When our baby was born we had not a diaper. Not a wipe, bassinet, car seat, not even one onesie. Not a clue.
I was returning home from a friend’s dinner party. Baby was sharing room with lots of jerk chicken and ginger beer, so when I felt a little something um, escape, as I walked up the subway steps, I thought, Eh, well, of course I’m losing control of my bladder.
But let’s just say when I got home and used the bathroom, I thought a call to the OB might be in order.
The OB said, calmly, that I should go to the hospital, just to get it checked out. I called my husband, Tom, who was out with work friends, celebrating some advertising coup. I could see just how much they were celebrating when I arrived at the hospital to find Tom on a bench outside wolfing down a pint of Ben and Jerry’s New York Super Fudge Chunk.

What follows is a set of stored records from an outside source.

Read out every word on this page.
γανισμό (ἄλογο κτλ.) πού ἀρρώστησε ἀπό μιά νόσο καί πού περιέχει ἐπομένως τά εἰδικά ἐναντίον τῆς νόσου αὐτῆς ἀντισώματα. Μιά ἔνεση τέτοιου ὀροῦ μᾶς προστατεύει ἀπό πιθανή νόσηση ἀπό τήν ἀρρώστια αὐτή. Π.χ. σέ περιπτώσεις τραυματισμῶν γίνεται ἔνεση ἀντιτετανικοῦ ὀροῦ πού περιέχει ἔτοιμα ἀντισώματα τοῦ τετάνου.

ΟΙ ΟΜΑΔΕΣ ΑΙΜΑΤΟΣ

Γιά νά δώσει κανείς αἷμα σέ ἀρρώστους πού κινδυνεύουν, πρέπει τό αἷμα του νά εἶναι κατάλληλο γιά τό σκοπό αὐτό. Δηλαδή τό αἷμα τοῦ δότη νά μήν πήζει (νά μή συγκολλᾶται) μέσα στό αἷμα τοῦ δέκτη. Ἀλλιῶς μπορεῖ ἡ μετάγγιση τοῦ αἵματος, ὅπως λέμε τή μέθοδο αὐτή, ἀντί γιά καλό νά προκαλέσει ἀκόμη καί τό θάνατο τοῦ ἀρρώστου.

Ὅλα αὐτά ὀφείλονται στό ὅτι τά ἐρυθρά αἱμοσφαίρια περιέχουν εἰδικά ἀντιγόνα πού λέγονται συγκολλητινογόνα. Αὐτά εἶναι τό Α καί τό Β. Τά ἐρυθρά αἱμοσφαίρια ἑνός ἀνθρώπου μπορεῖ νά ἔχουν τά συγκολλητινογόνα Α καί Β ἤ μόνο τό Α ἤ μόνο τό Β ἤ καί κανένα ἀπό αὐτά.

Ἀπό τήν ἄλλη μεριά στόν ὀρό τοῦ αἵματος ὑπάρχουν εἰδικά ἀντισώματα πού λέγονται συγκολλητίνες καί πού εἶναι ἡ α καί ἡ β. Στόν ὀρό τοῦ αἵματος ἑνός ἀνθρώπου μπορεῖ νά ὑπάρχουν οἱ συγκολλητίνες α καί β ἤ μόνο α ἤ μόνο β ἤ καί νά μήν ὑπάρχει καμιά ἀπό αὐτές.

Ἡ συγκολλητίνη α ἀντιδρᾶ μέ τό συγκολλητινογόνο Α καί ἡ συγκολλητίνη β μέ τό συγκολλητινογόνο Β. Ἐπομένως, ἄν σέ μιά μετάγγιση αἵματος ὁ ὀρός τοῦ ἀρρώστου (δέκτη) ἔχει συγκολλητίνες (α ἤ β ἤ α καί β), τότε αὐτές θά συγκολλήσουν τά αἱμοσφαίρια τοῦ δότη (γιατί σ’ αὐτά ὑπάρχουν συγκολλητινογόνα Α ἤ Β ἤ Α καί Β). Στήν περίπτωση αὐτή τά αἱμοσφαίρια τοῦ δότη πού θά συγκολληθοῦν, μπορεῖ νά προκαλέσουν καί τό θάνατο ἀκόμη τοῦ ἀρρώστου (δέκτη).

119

Great. The father of my child is ... a child.
Once we got in, there was a lot of shoving of hands up me to check around. They decided that I’d probably have to stay in the hospital a while. So I lay there and tried not to worry, as Tom slept undisturbed.
But then my baby’s heartbeat slowed down. And a team rushed in to investigate. And when it happened again, my OB said she would like me to have the baby now.
“You mean, now now?” I said.
It was seven weeks until this baby was due. The contractor was coming to our apartment in three days. The baby didn’t have a room.
But apparently he didn’t want to room with me any more.
So I had an emergency C-section and out came the baby. Three hours later I still couldn’t feel my legs, so I worried that I was paralyzed. The doctor yelled at me to move my foot. I yelled back, “I’m paralyzed! I can’t move m...” I looked down where he’d pulled back the blanket to find my foot moving. That was weird.
And it was really weird when they brought me this little baby. I think I’d never really wrapped my head around someone growing within me. I’d look at the pictures — this is what he looks like at this stage or that — but I never really fully believed that something as complicated as an ear could be forming inside me.
“Look at his ears!” we marveled.
To prevent possible infection and to treat his jaundice, he stayed in the NICU for a week. Thoughtful of him and the hospital staff, really, since that gave us time to run around and get all the stuff you need for a baby. And, it turned out, we needed that time to decide on his name.
My husband favored names you might find on a dockworker in the ’50s: Eddie, Frank, Mack; I went the direct opposite, WASPy route: Evan, Graham, Campbell.
Finally, with his discharge imminent, we went with Luke.
Today, like that one almost four years ago, he’s go-go-go. And he’s got a real fondness for jerk chicken.